Le marché de l’emploi en France

Depuis les années soixante-dix, le marché de l’emploi français souffre d’un taux de chômage élevé. Actuellement, les statistiques en la matière diffèrent selon la catégorisation appliquée : soit la définition que donne le Bureau international du travail (BIT) de la personne au chômage, ou les critères de la direction de l’animation de la recherche, des études et des statistiques (DARES) et de Pôle emploi, qui regroupent les demandeurs d’emploi inscrits dans 5 catégories (A, B, C, D et E).

Évolution du chômage

La situation de l’emploi qui a régné au cours des 20 dernières années a été caractérisée par une augmentation de 42 % des demandeurs d’emploi inscrits, toutes catégories confondues. En 2016, le nombre des demandeurs d’emploi âgés de plus de 50 ans a pratiquement triplé par rapport à 1996. Celui des moins de 25 ans est resté stable, et celui des personnes âgées de 25 à 40 ans a accusé une hausse de 30 %.

Ces chiffres se basent sur des données publiées par Pôle emploi. La création de cet établissement public remonte à 2008. Parmi ses missions, il observe l’évolution du marché du travail en France et tient à jour les listes des demandeurs d’emploi. De plus, il collecte, traite et publie un ensemble de données concernant le marché du travail.

Évolution du salaire médian en France pour la fonction publique et le privé

Selon l’INSEE, en 2015, un salarié du privé a gagné en moyenne 2 250 € nets, avec un accroissement de 1,1 % en euros constants. Cette hausse a été limitée notamment par l’augmentation des effectifs recrutés dans la cadre de contrats aidés. Pour les personnes qui ne changent pas d’entreprise, la hausse a été de 2,8 % en euros constants, particulièrement en raison de l’ancienneté et des évolutions de carrière.

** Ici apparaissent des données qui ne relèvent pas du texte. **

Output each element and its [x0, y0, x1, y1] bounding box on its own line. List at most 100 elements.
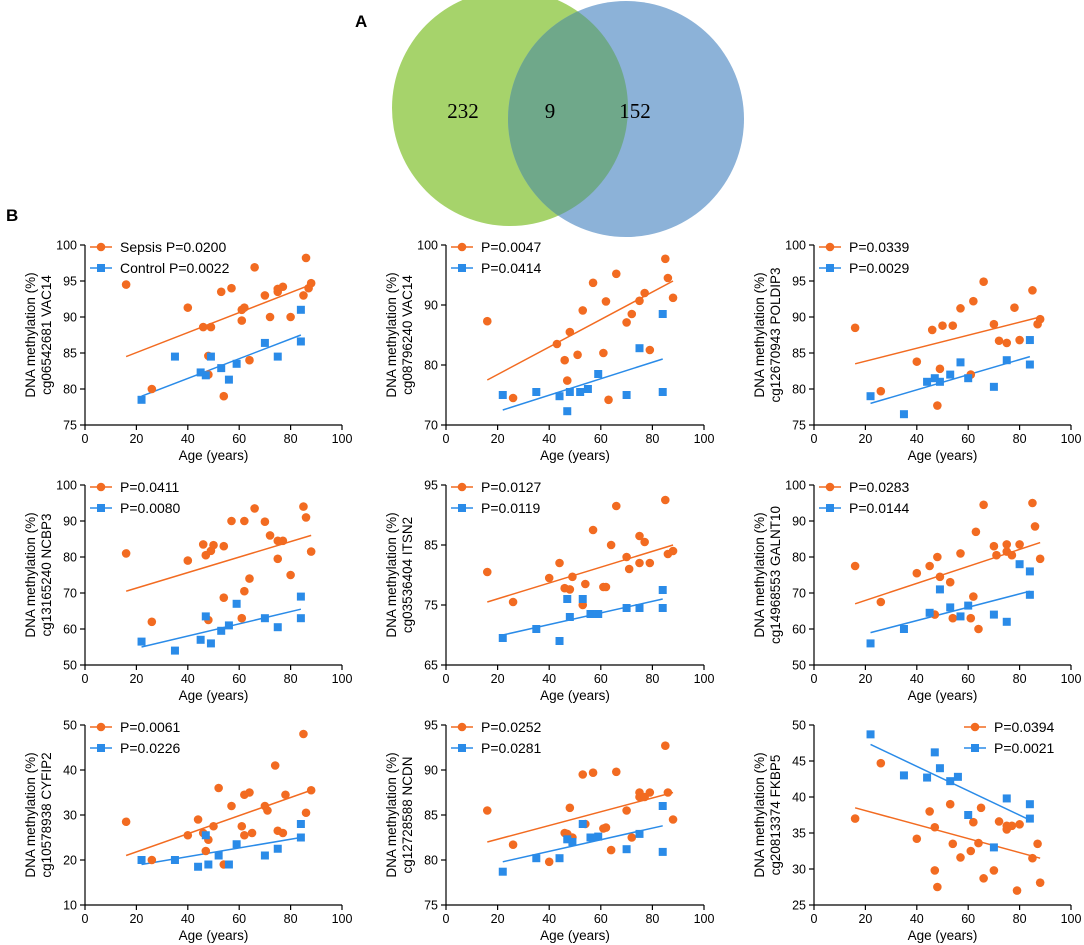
x-tick-label: 20 [491, 672, 505, 686]
y-axis-probe-label: cg13165240 NCBP3 [39, 513, 54, 636]
data-point-control [1025, 336, 1034, 345]
data-point-sepsis [663, 273, 673, 283]
x-tick-label: 80 [645, 912, 659, 926]
data-point-control [137, 637, 146, 646]
x-tick-label: 60 [594, 432, 608, 446]
y-tick-label: 100 [56, 239, 77, 253]
data-point-sepsis [661, 741, 670, 750]
data-point-sepsis [560, 355, 569, 365]
data-point-sepsis [245, 355, 254, 365]
data-point-sepsis [278, 536, 288, 546]
data-point-control [989, 843, 998, 852]
y-tick-label: 45 [792, 755, 806, 769]
legend-marker-circle [96, 482, 106, 492]
data-point-control [635, 829, 644, 838]
data-point-sepsis [1035, 878, 1045, 887]
data-point-sepsis [482, 567, 492, 577]
data-point-sepsis [992, 550, 1001, 560]
legend-label: P=0.0029 [849, 260, 910, 276]
x-tick-label: 40 [542, 672, 556, 686]
data-point-sepsis [876, 386, 886, 396]
data-point-sepsis [627, 833, 637, 842]
data-point-sepsis [219, 391, 229, 401]
x-tick-label: 60 [232, 432, 246, 446]
data-point-sepsis [601, 582, 611, 592]
data-point-control [224, 621, 233, 630]
data-point-sepsis [668, 815, 678, 824]
data-point-sepsis [938, 321, 947, 330]
data-point-sepsis [565, 327, 575, 337]
data-point-control [935, 377, 944, 386]
data-point-sepsis [273, 554, 283, 564]
legend-marker-circle [457, 482, 467, 492]
data-point-sepsis [969, 817, 978, 827]
data-point-sepsis [645, 345, 655, 355]
legend-label: P=0.0411 [120, 479, 180, 495]
legend-marker-circle [825, 242, 835, 252]
data-point-control [196, 635, 205, 644]
data-point-sepsis [581, 579, 590, 589]
data-point-sepsis [1007, 821, 1017, 831]
data-point-control [658, 847, 667, 856]
data-point-control [576, 388, 585, 396]
x-tick-label: 60 [232, 672, 246, 686]
data-point-sepsis [956, 549, 965, 558]
x-tick-label: 100 [694, 672, 715, 686]
x-tick-label: 20 [858, 432, 872, 446]
data-point-sepsis [573, 350, 582, 360]
data-point-sepsis [1012, 886, 1022, 895]
x-axis-title: Age (years) [179, 448, 249, 463]
y-tick-label: 75 [792, 419, 806, 433]
data-point-sepsis [219, 541, 229, 551]
data-point-sepsis [121, 817, 131, 827]
data-point-sepsis [278, 828, 288, 838]
x-tick-label: 60 [961, 912, 975, 926]
x-axis-title: Age (years) [908, 448, 978, 463]
x-axis-title: Age (years) [179, 928, 249, 943]
legend-marker-circle [457, 242, 467, 252]
data-point-control [260, 851, 269, 860]
data-point-control [635, 344, 644, 353]
data-point-control [1002, 794, 1011, 803]
data-point-sepsis [306, 785, 316, 795]
legend-entry-control: P=0.0414 [451, 260, 542, 276]
y-tick-label: 40 [792, 791, 806, 805]
data-point-sepsis [237, 613, 247, 623]
panel-label-a: A [355, 12, 367, 31]
legend-label: P=0.0252 [481, 719, 542, 735]
data-point-control [658, 802, 667, 810]
legend-marker-square [458, 744, 466, 752]
data-point-control [498, 391, 507, 399]
legend-marker-square [458, 264, 466, 272]
x-tick-label: 40 [542, 912, 556, 926]
y-tick-label: 25 [792, 899, 806, 913]
y-tick-label: 70 [792, 587, 806, 601]
data-point-sepsis [565, 585, 575, 594]
data-point-control [1025, 800, 1034, 809]
data-point-control [583, 385, 592, 393]
x-tick-label: 40 [910, 672, 924, 686]
data-point-sepsis [578, 306, 588, 315]
y-tick-label: 75 [424, 899, 438, 913]
data-point-sepsis [198, 322, 208, 332]
x-tick-label: 0 [811, 432, 818, 446]
data-point-control [532, 625, 541, 633]
data-point-sepsis [227, 801, 236, 811]
x-axis-title: Age (years) [540, 688, 610, 703]
data-point-sepsis [925, 561, 934, 571]
y-axis-title: DNA methylation (%) [23, 752, 38, 877]
panel-label-b: B [6, 206, 18, 225]
legend-entry-sepsis: P=0.0411 [90, 479, 180, 495]
data-point-sepsis [245, 574, 254, 583]
data-point-sepsis [912, 357, 922, 366]
data-point-control [232, 599, 241, 608]
x-tick-label: 100 [694, 432, 715, 446]
data-point-control [1025, 814, 1034, 823]
venn-left-count: 232 [447, 99, 479, 123]
scatter-plot-4: 0 20 40 60 80 100 50 60 70 80 90 100 Age (years) DNA … [23, 479, 352, 704]
y-tick-label: 90 [63, 515, 77, 529]
data-point-control [224, 375, 233, 384]
data-point-sepsis [301, 513, 311, 522]
data-point-sepsis [611, 767, 621, 777]
x-tick-label: 20 [129, 912, 143, 926]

Pour la même année, le salaire mensuel médian dans la fonction publique de l’État a été de 2 495 € nets, enregistrant ainsi une augmentation de 0,4 % en euros constants. Dans la fonction publique territoriale, ce salaire s’est élevé à 1 891 € nets avec une augmentation de 0,8 % en euros constants.

Les différences observées résultent notamment des difficultés économiques qui ont ralenti la hausse des salaires dans le secteur privé. D’un autre côté, l’augmentation du salaire moyen dans la fonction publique de l’État trouve son origine indirectement dans la décentralisation qui s’est traduite notamment par le transfert vers l’administration territoriale, d’agents de la catégorie C, moins bien rémunérés.

Le marché de l’emploi : secteurs en berne et secteurs porteurs

Il semble qu’en France, l’emploi retrouve sa vitalité. Les grands groupes n’ont pas l’intention de réduire leur masse salariale et les prévisions de recrutement seront en augmentation de 19 %. Les emplois liés à la personne et au commerce seront très porteurs en raison notamment des départs à la retraite, ce qui se traduit 735 000 à 832 000 postes à pourvoir annuellement jusqu’en 2022. Les prévisions d’embauche pour la construction et l’agriculture repartent avec 7 % pour la première et 4 % pour la seconde. Parmi les secteurs prometteurs, les métiers de l’informatique continuent sur leur lancée à raison de 20 000 postes à pourvoir annuellement.

Par contre, les métiers de l’industrie sont toujours en perte de vitesse et continuent à perdre des emplois. De même, dans le secteur du transport et de la logistique, les prévisions de recrutement tomberont de 12 points par trimestre.

Introduction de la loi travail

Il s’agit d’une réforme du droit du travail qui tend à favoriser le dialogue social pour donner aux entreprises et à leurs salariés plus de liberté, d’égalité et de sécurité.

La réforme du Code du travail donne la priorité aux petites et moyennes entreprises en leur permettant par exemple de négocier avec leurs salariés par simple consultation si l’effectif est inférieur à 20.

Elle assouplit également les règles du licenciement (notamment via le reclassement des salariés) en réduisant l’impact des vices de forme sur le fond. Cette réforme tend aussi à dynamiser l’investissement et l’emploi dans les entreprises françaises en améliorant la sécurité juridique du droit du travail.

Ainsi, des sources de désaccord considérées comme absurdes ont été simplement supprimées, par exemple l’obligation de diffuser toutes les offres d’emploi d’un groupe dans tous les pays. Le dialogue social a été simplifié et les plans de départs volontaires sécurisés.